Examen de la piscine à débordement

Le nouveau film du fils de David Cronenberg, qui jusqu’alors n’avait pas mal tourné, est pratiquement un désastre assez arrogant, dont le plus beau est un décor assez original et le fils forcément fait vertu. Au casting Alexander Skarsgård et Mia Goth. Revue par Federico Gironi.

La meilleure – ou la moins pire, si vous préférez – chose à propos de Piscine à débordement c’est son réglage. Au sens du lieu où se déroule l’histoire qu’il raconte, celui qui voit les protagonistes Alexandre Skarsgård, Mon gothique et quelques autres acteurs plus ou moins connus. Il est écrivain en vacances avec sa femme (Cléopâtre Coleman), elle est là avec son mari (Jalil Lespert), ils se connaissent, les deux couples se fréquentent, puis il y a un accident, avec Skarsgård qui écrase et tue un local avec sa voiture, puis une arrestation, et la découverte de la création de substituts pour les coupables qui sont condamnés à mort à la place des riches en vacances et puis toute une série d’autres choses que nous ne sommes pas ici maintenant pour anticiper.

Le cadre, disions-nous, est celui d’un complexe exclusif dans un pays inventé appelé Li Tolkace qui est intéressant car c’est quelque chose entre un paradis tropical d’Asie du Sud-Estcomme le suggèrent certains éléments (les caractères de l’alphabet local, les masques folkloriques, certaines attitudes et certaines couleurs) et un enfer d’un cauchemar du vrai socialismecomme beaucoup d’autres le suggèrent.
C’est une invention assez originale, qui est sans doute aussi fille de faire de nécessité vertu, étant donné qu’il s’agit d’une coproduction croate et que le tournage a eu lieu en Croatie : et d’autre part l’histoire du cinéma se fait aussi de ces ajustements nécessaires qui se sont révélés plus tard créatifs et heureux.
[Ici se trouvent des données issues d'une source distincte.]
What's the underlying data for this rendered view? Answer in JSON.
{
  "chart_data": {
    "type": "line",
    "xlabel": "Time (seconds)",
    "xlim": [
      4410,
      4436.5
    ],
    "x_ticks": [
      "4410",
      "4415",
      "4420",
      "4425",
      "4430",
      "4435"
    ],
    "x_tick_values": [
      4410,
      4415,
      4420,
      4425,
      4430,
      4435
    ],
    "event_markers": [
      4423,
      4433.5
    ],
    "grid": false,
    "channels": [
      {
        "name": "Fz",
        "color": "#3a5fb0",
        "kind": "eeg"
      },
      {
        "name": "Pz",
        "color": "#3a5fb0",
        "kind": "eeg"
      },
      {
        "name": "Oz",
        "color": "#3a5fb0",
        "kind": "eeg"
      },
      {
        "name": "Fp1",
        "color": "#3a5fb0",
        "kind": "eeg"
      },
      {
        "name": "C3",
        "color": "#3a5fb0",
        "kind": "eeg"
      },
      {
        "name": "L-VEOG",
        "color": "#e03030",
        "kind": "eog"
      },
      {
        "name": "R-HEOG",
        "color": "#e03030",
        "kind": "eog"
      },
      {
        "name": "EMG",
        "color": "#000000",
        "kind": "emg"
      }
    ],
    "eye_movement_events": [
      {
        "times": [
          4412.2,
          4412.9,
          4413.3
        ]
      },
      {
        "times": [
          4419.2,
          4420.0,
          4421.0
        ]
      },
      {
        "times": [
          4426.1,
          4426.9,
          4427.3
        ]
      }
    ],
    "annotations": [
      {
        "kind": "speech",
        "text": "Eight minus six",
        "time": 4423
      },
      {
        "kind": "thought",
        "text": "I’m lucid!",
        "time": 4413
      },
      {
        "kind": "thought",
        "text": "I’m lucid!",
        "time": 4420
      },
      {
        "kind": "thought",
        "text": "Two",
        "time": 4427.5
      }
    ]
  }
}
Malheureusement, cependant, cette âme double n’est pas Li Tolkapour être pertinent dans Piscine à débordement, ni dans l’ensemble son être un pays dangereux et corrompu, qui a trouvé le moyen de monétiser les crimes de ses touristes arrogants et colonialistes avec le stratagème surréaliste des substituts. Car de là, de ce premier incident il voit Skarsgård se retrouver dans un commissariat et condamné à mort, toute une série d’enjeux vont alors surgir qui verront progressivement notre protagoniste glisser dans un cauchemar éveillé fait de dissolution extrême, de drogue, d’orgies, de perte de soi. Un cauchemar dont, évidemment, il finira par être la victime, après l’illusion initiale d’exaltation et de liberté.
D’origine, non ?

Possesseur m’avait en quelque sorte trompé que dans Brandon Cronenbergfils d’un tel père il y avait un peu de talent et de personnalité, mais ici le (pas trop) jeune Brandon accumule une quantité exubérante de clichés les assemblant avec l’air de celui qui en sait beaucoup, et veut révéler ce qu’il avait invisible jusqu’à présent.
Mais vraiment, Brandon Cronenberg ? Avec le couple respectable trompé par le couple transgressif, les vacances de rêve qui virent au cauchemar, les illusions de l’ego et celles de la drogue, l’arrogance de l’argent, la corruption du tiers-monde, la perversion de l’Occident ?
Avec une mise en scène qui même dans les années 1990 n’aurait pas été avant-gardiste et efficace, et que dès le départ, un mouvement de caméra insensé qui bouleverse tout peut être compris comme spécieux ? Avec des nus jamais vraiment courageux et donc patinés, avec des scènes colorées, l’énième sosie de Skarsgård utilisé comme chien pour l’amusement des riches et des pervers ?
La critique la plus agressive, sur les réseaux sociaux, a déjà défini Brandon Cronenberg une « sòla déplorable, malheureuse, ignominieuse et déshonorante » : devant ledésastre arrogant qu’est Infinity Pool, il est difficile de lui en vouloir.